Acquia recommends that you use your own Amazon S3 bucket to have full control over how long the query results are retained in the bucket.

To set up your S3 bucket:

  1. Create a new IAM user in your AWS account for CDP. Give the user a descriptive name to easily identify the user in the future.
  2. Create a S3 bucket with the following properties:
    • Bucket Name: Specify a descriptive name to differentiate the bucket from other buckets in your AWS account.
    • Region: Specify the region for your buckets. US clients must create buckets in the US East (North Virginia) aka us-east-1 AWS region. European clients must create their buckets in the EU (Ireland) aka eu-west-1 AWS region.
  3. Define additional properties for the S3 bucket. For example, versioning, logging. Such parameters are not required and can be disabled.
  4. Ensure that the previously-created IAM user has full read and write permissions in the newly created S3 bucket.
  5. Ensure that the S3 bucket is not publicly accessible.
  6. Send the following details to Acquia Support:
    • AWS access key ID for the IAM user
    • AWS secret access key for the IAM user
    • AWS bucket name
    • AWS region where your S3 bucket is located
    • (Optional) The name of the folder where you want to drop your files

After you set up your S3 bucket, Acquia Support sends you an S3 stage name that you can leverage to unload your query results. For example, A1SF_EXTSTAGE_101_123 where 123 is the tenant ID.
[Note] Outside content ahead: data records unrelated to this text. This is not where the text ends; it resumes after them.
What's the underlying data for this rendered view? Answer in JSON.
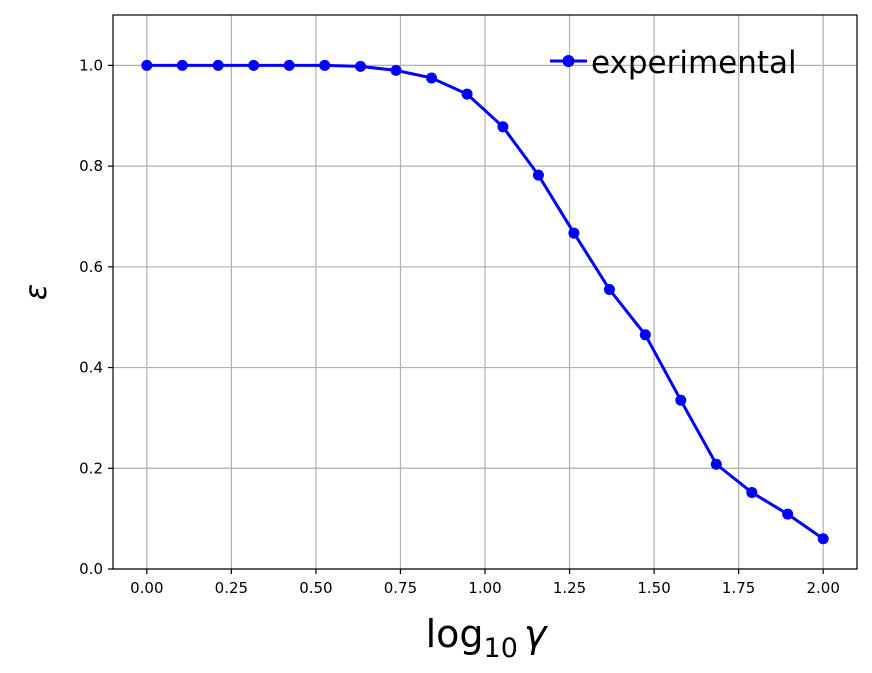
{
  "chart_data": {
    "type": "line",
    "title": "",
    "xlabel": {
      "main": "log",
      "sub": "10",
      "var": "γ"
    },
    "ylabel": "ε",
    "xlim": [
      -0.1,
      2.1
    ],
    "ylim": [
      0.0,
      1.1
    ],
    "xticks": [
      0.0,
      0.25,
      0.5,
      0.75,
      1.0,
      1.25,
      1.5,
      1.75,
      2.0
    ],
    "xtick_labels": [
      "0.00",
      "0.25",
      "0.50",
      "0.75",
      "1.00",
      "1.25",
      "1.50",
      "1.75",
      "2.00"
    ],
    "yticks": [
      0.0,
      0.2,
      0.4,
      0.6,
      0.8,
      1.0
    ],
    "ytick_labels": [
      "0.0",
      "0.2",
      "0.4",
      "0.6",
      "0.8",
      "1.0"
    ],
    "grid": true,
    "legend_position": "top-right",
    "series": [
      {
        "name": "experimental",
        "color": "#0000ff",
        "marker": "circle",
        "x": [
          0.0,
          0.105,
          0.211,
          0.316,
          0.421,
          0.526,
          0.632,
          0.737,
          0.842,
          0.947,
          1.053,
          1.158,
          1.263,
          1.368,
          1.474,
          1.579,
          1.684,
          1.789,
          1.895,
          2.0
        ],
        "y": [
          1.0,
          1.0,
          1.0,
          1.0,
          1.0,
          1.0,
          0.998,
          0.99,
          0.975,
          0.943,
          0.878,
          0.782,
          0.667,
          0.555,
          0.465,
          0.335,
          0.208,
          0.152,
          0.109,
          0.06
        ]
      }
    ]
  }
}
If you have any issues while setting up your Amazon S3 bucket, see AWS documentation.

Unloading query results to a CDP-managed Amazon S3 bucket

To unload your query results to a CDP-managed Amazon S3 bucket, you can contact Acquia Support and request for a bucket. If Acquia sets up your bucket, you get read-only access to the files. The unloaded query results are retained in the S3 bucket for seven days.

After Acquia sets up the bucket, Acquia Support sends you an S3 stage name that you can leverage to unload your query results. For example, A1SF_EXTSTAGE_101_123 where 123 is the tenant ID.

Unloading query results to Amazon S3

Run the following query in the Interactive Queries Web user interface:

COPY INTO @S3_stage_name[/folder_path][/file_name][.csv.gz]
-- [.csv.gz] should only be used when SINGLE = TRUE option is used
FROM
(
<your sql query goes here>
)
SINGLE = TRUE -- Specifies whether to generate a single file or multiple files
MAX_FILE_SIZE = 100000000 -- Number that specifies the maximum size (in bytes) of each file to be generated
HEADER = TRUE -- Specifies whether to include the table column headings in the output files
OVERWRITE = TRUE -- Specifies whether the COPY command overwrites existing files, if any, in the location where files are stored

Accessing query results on Amazon S3

Acquia recommends that you use Cyberduck.

To access query results on Amazon S3:

  1. Access your tool. For example, Cyberduck.
  2. Open a connection to Amazon S3 by specifying the following details:
    • Server: [bucket-name].s3.amazonaws.com
    • Port: 443
    • Access Key ID: Obtained from the earlier step
    • Secret Access Key: Obtained from the earlier step